The world's largest saltwater crocodile in captivity has died in the Philippines, 17 months after the suspected man-eater was hunted down and put on display for tourists, his caretakers said on Monday.
"Lolong", who measured 6.17 metres (20.24 feet), died on Sunday night from a mystery illness inside his small enclosure in Bunawan, a backwater town in the country's remote south.
"This is a very, very sad day for us. He had brought fame to our town. We are now thinking of having his remains preserved," town spokeswoman Welinda Elorde told AFP.
A government-sanctioned hunting party caught Lolong in a sprawling marsh close to Bunawan in September 2011 after it was suspected of biting the head off a young school girl and of eating a fisherman.
Its capture made the town famous and Lolong, named after a local crocodile hunter, became a big tourist attraction.

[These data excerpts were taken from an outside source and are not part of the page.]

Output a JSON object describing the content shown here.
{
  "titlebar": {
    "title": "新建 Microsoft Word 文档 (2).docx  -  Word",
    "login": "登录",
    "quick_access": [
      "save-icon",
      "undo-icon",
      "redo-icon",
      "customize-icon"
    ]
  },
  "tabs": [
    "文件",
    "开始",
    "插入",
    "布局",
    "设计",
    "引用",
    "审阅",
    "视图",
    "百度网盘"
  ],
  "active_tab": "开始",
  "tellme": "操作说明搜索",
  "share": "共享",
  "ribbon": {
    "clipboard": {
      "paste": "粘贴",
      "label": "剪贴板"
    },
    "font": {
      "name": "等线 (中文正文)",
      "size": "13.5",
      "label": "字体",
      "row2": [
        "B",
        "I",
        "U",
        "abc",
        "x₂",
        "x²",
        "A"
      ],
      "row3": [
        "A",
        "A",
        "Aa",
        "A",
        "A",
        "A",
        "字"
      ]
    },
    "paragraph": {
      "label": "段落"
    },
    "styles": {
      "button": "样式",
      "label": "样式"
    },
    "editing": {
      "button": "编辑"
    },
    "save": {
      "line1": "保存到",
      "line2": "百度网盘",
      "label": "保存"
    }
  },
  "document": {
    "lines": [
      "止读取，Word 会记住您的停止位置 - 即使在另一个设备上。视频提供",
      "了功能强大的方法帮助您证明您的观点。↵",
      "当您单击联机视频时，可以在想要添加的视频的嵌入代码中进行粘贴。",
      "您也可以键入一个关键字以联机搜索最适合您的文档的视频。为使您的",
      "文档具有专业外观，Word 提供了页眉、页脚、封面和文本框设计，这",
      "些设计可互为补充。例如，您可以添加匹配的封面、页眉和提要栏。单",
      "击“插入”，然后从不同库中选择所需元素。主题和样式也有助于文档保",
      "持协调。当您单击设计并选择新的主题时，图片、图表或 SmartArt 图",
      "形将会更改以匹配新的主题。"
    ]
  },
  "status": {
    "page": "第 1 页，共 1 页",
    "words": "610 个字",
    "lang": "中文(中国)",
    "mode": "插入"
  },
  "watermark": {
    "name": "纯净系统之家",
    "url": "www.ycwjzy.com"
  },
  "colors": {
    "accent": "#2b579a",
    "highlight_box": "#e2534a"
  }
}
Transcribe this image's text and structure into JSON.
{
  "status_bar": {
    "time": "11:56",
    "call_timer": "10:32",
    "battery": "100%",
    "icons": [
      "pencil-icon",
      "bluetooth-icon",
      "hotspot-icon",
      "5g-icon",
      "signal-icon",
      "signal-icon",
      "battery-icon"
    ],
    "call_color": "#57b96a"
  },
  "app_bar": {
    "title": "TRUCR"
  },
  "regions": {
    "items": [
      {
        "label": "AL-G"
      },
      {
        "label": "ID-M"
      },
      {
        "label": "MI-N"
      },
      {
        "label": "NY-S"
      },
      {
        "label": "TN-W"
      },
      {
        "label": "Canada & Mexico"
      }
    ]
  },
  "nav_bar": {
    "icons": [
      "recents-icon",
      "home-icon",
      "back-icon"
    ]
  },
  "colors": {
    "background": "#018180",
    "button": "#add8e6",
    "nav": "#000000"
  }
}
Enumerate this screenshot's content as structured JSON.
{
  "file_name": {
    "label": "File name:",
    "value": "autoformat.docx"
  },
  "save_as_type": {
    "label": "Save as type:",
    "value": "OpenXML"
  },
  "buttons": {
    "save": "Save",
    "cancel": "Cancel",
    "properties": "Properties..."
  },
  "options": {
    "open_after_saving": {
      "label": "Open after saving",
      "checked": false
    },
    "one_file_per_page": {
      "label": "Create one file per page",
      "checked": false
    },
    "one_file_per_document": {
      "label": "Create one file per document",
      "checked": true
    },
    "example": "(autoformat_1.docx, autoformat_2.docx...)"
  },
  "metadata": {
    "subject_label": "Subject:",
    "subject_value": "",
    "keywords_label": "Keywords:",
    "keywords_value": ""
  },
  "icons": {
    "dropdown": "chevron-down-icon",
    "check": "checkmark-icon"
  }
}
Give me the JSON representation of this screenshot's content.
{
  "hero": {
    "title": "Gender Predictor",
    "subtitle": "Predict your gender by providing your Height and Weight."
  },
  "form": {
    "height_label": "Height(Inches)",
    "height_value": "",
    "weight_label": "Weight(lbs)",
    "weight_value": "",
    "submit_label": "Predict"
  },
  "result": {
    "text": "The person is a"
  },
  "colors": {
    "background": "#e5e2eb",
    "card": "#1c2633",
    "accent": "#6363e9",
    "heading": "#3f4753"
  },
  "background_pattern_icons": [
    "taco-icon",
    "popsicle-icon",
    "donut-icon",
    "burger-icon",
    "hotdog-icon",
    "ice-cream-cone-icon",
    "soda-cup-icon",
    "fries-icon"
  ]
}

But it also put the spotlight on the plight of the crocodiles in the Philippines' remote marshes and rivers, as human habitation increasingly put them in conflict with the animals.
Animal rights groups also demanded Lolong be released back into the wild, arguing that the pen that held him was too small and stressful for an animal used to roaming great distances.
But Elorde said caretakers tried to give Lolong everything he needed in captivity, and that releasing him would have left him in the mercy of villagers who would hunt and kill him.
"We tried to give him the best place we could," she said.
FILE-In this 2011 file photo, residents watch as Mayor Cox Elorde of Bunawan township, Agusan del Sur province, pretends to measure a huge crocodile, later named "Lolong," after its capture by residents and staff of a crocodile farm along a creek in Bunawan in southern Philippines. The saltwater male crocodile, measuring 20.24 feet (6.17 meters) and proclaimed by Guinness World Records as the world's largest saltwater crocodile in captivity, died on Feb. 10, 2013. AP Photo
The Philippine Star newspaper reported Monday that Lolong had been ailing since swallowing a cord three weeks ago, a claim Elorde denied.
"We have been alternately feeding him with meat and poultry, and there was no way he could have eaten anything other than that," she said.
The Guinness Book of World Records last year officially declared Lolong the largest crocodile of its kind in captivity.
It dislodged Cassius, a 5.48-metre crocodile kept in a park on an island off Australia's Queensland as the previous record holder.
Lolong belonged to the species Crocodylus Porosus, or the Indo-Pacific crocodile, the world's largest reptile, which experts say can live up to a century.
While not on the brink of extinction globally, it is critically endangered in the Philippines, where it is hunted for its hide.